Adios. Hats off to Roger and Greg!

# An aside

If you aren't working with fingerprints, there's another function, `LazyPick()`, that can be used to pick diverse compounds. This allows to pass in a function that generates the distance between the molecules.
This is a lot slower than LazyBitVectorPick as it does more too and fro between the C++ and Python layers, but does not assume you want the Tanimoto distance between 2 bit vectors, allowing you to speficy the distance function.

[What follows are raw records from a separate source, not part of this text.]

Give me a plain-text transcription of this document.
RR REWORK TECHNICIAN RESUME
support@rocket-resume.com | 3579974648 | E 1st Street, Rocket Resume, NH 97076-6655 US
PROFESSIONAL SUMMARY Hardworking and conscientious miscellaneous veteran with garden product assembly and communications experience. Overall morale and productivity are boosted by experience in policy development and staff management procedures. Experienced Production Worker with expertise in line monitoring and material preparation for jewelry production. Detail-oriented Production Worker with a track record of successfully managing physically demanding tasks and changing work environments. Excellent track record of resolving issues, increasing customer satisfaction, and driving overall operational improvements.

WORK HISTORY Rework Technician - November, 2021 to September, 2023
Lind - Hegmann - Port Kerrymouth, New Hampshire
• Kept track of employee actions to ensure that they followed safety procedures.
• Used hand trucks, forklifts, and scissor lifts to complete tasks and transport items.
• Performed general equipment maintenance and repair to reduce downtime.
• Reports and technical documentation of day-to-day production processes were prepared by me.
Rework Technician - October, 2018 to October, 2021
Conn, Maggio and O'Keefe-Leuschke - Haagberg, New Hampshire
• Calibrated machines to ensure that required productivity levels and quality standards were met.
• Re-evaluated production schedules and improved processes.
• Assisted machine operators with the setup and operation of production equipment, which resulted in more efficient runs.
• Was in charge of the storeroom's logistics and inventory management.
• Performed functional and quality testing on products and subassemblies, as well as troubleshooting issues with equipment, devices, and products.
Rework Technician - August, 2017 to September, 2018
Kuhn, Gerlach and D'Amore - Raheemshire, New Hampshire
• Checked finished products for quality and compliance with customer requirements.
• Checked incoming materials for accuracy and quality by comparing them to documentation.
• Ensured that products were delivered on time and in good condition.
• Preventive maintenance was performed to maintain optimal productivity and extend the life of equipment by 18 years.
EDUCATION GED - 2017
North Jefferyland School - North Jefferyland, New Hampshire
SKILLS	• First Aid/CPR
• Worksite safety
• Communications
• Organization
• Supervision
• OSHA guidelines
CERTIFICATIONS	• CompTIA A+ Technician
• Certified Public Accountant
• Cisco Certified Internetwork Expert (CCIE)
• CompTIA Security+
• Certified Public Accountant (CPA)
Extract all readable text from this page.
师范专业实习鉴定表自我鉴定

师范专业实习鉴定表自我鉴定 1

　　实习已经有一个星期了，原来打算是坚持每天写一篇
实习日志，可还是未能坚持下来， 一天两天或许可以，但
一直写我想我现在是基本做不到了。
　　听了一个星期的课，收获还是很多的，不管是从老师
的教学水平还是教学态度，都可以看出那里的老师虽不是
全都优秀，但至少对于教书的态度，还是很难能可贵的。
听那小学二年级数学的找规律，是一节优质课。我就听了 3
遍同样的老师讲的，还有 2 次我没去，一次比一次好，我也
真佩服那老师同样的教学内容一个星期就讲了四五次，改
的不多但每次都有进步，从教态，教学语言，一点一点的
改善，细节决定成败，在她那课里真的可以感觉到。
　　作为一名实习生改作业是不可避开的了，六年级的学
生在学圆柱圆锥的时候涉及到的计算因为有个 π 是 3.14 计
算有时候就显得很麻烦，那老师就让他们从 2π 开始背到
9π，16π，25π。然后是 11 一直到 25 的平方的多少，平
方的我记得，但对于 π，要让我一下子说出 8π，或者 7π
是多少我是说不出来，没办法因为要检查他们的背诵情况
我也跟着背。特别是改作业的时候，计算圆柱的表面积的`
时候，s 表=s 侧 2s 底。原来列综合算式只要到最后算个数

Here we'll show an example of using the LazyPick function by passing in a function that calculates the Tamimoto distance between the fingerprints (the same as LazyBitVectorPick).

The function:

In [13]:
def fn(i,j,fps=benzodiazepines):
    return 1.-DataStructs.TanimotoSimilarity(fps[i],fps[j])

LazyPick parameters:
1. the function that's used to generate the distance between 2 mols
2. the total number of molecules
3. the total number of molcules to return (including the initial seed molecules)
4. the indexes of the initial seed molecules (optional) e.g. [1,2,3,4 ...]

What's returned is the IDs of the initial seed molecules followed by the newly picked molecules

In [14]:
mmp = SimDivFilters.MaxMinPicker()
start_with = 100
how_many_to_pick = 100
for i in 1,2,3:
    start = time.time()
    picks = mmp.LazyPick(fn, len(benzodiazepines), start_with + how_many_to_pick, list(range(start_with)))
    end = time.time()
    print('Picking', how_many_to_pick, 'from', len(benzodiazepines) - start_with, 'starting with', start_with, 'generated', len(picks) - start_with, 'picks')
    print('Picking took %.2f sec'%(end - start))

Picking 100 from 12286 starting with 100 generated 100 picks
Picking took 1.22 sec
Picking 100 from 12286 starting with 100 generated 100 picks
Picking took 1.18 sec
Picking 100 from 12286 starting with 100 generated 100 picks
Picking took 1.21 sec


Notice that this takes considerably longer than using `LazyBitVectorPick()`; it's definitely better to use that when possible.